É importante observar que Jesus acrescentou: e vem e segue-me. Esse “seguir”, que devia ser acompanhado por um testemunho ativo e preparação para o mesmo, implica que o jovem deve aprender a “negar-se a si mesmo e tomar sua cruz” (16.24), e assim não mais seria capaz de devotar-se ao serviço de Mamom. A resposta foi trágica:
O jovem “tinha muitas propriedades”. Ele as possuía; elas o possuíam, tinham se apoderado firmemente dele.
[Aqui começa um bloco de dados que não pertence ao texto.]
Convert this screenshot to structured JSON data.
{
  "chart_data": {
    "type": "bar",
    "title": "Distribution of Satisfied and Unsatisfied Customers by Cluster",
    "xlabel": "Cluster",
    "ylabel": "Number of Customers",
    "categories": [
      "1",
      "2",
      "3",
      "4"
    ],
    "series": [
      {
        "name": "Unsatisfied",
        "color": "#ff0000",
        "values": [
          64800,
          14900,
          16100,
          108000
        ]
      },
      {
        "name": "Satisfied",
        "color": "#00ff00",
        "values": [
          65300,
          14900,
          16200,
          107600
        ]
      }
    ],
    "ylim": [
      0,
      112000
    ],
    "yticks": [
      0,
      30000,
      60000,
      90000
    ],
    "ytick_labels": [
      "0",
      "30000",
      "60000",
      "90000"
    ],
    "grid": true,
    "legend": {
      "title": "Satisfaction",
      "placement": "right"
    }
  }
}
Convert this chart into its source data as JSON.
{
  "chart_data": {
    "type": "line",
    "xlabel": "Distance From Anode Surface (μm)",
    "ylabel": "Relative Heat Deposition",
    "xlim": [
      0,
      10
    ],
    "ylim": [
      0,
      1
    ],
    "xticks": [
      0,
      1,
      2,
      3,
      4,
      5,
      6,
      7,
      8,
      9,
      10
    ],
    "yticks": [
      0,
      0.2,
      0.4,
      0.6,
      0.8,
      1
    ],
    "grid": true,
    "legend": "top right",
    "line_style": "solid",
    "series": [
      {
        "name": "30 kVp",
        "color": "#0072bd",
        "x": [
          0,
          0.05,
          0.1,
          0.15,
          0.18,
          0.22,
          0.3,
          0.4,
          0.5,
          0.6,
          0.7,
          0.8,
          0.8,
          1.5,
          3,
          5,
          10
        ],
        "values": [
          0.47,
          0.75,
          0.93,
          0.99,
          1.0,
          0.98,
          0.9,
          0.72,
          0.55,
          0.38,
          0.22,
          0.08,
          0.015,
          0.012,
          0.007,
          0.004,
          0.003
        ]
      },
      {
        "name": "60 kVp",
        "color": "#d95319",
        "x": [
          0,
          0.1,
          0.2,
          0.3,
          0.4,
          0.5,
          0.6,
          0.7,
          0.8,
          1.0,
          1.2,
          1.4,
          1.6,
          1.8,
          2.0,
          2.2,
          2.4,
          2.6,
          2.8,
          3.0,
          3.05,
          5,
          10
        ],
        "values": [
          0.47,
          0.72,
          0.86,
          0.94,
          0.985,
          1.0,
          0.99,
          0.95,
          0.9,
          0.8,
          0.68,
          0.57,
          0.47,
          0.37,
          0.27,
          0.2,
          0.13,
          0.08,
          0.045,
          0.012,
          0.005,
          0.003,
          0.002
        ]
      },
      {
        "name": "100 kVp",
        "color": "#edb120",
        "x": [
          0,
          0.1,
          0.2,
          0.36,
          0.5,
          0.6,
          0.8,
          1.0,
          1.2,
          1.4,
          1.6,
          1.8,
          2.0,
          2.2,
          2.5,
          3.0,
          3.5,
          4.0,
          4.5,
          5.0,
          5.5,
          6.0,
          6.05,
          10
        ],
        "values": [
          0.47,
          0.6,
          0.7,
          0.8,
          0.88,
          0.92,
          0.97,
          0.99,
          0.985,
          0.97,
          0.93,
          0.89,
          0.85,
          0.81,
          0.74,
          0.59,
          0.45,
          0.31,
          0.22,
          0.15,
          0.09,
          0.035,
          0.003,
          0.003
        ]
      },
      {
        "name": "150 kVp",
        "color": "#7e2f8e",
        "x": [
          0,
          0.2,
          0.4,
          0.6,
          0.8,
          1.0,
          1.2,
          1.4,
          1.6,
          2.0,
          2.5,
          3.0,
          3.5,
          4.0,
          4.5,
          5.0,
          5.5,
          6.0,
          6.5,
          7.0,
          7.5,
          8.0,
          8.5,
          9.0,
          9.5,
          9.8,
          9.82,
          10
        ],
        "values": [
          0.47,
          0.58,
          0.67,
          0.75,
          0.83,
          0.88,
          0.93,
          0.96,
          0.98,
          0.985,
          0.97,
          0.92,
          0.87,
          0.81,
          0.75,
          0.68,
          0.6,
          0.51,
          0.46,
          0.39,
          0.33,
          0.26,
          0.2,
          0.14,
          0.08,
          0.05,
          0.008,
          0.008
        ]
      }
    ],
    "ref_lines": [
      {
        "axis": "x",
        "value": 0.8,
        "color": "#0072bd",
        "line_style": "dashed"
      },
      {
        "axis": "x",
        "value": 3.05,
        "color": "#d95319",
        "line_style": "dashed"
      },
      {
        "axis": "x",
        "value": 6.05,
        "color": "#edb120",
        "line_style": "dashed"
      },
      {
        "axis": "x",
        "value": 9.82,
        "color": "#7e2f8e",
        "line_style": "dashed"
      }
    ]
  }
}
Segundo a Escritura, a dois homens se pediu que fizessem um sacrifício. Um foi Abraão (Gn 22.1,2); o outro, o jovem rico. O sacrifício que se pediu a Abraão foi muitíssimo maior. Por meio de sua boa vontade de fazer o sacrifício, Abraão demonstrou o genuíno caráter de sua fé. “Creu em Jeová, e isso lhe foi imputado para justiça” (Gn 15.6; cf. Tg 2.21–23). O jovem rico, embora lhe fosse pedido que fizesse um sacrifício muito menor, mas ainda um sacrifício considerável, recusou, com isso provando que não tinha a fé pela qual se aceita a salvação como um dom gratuito de Deus. Abraão colocou sua confiança em Deus; o jovem, em suas riquezas. Essa foi a diferença. Ver 1 Timóteo 6.17.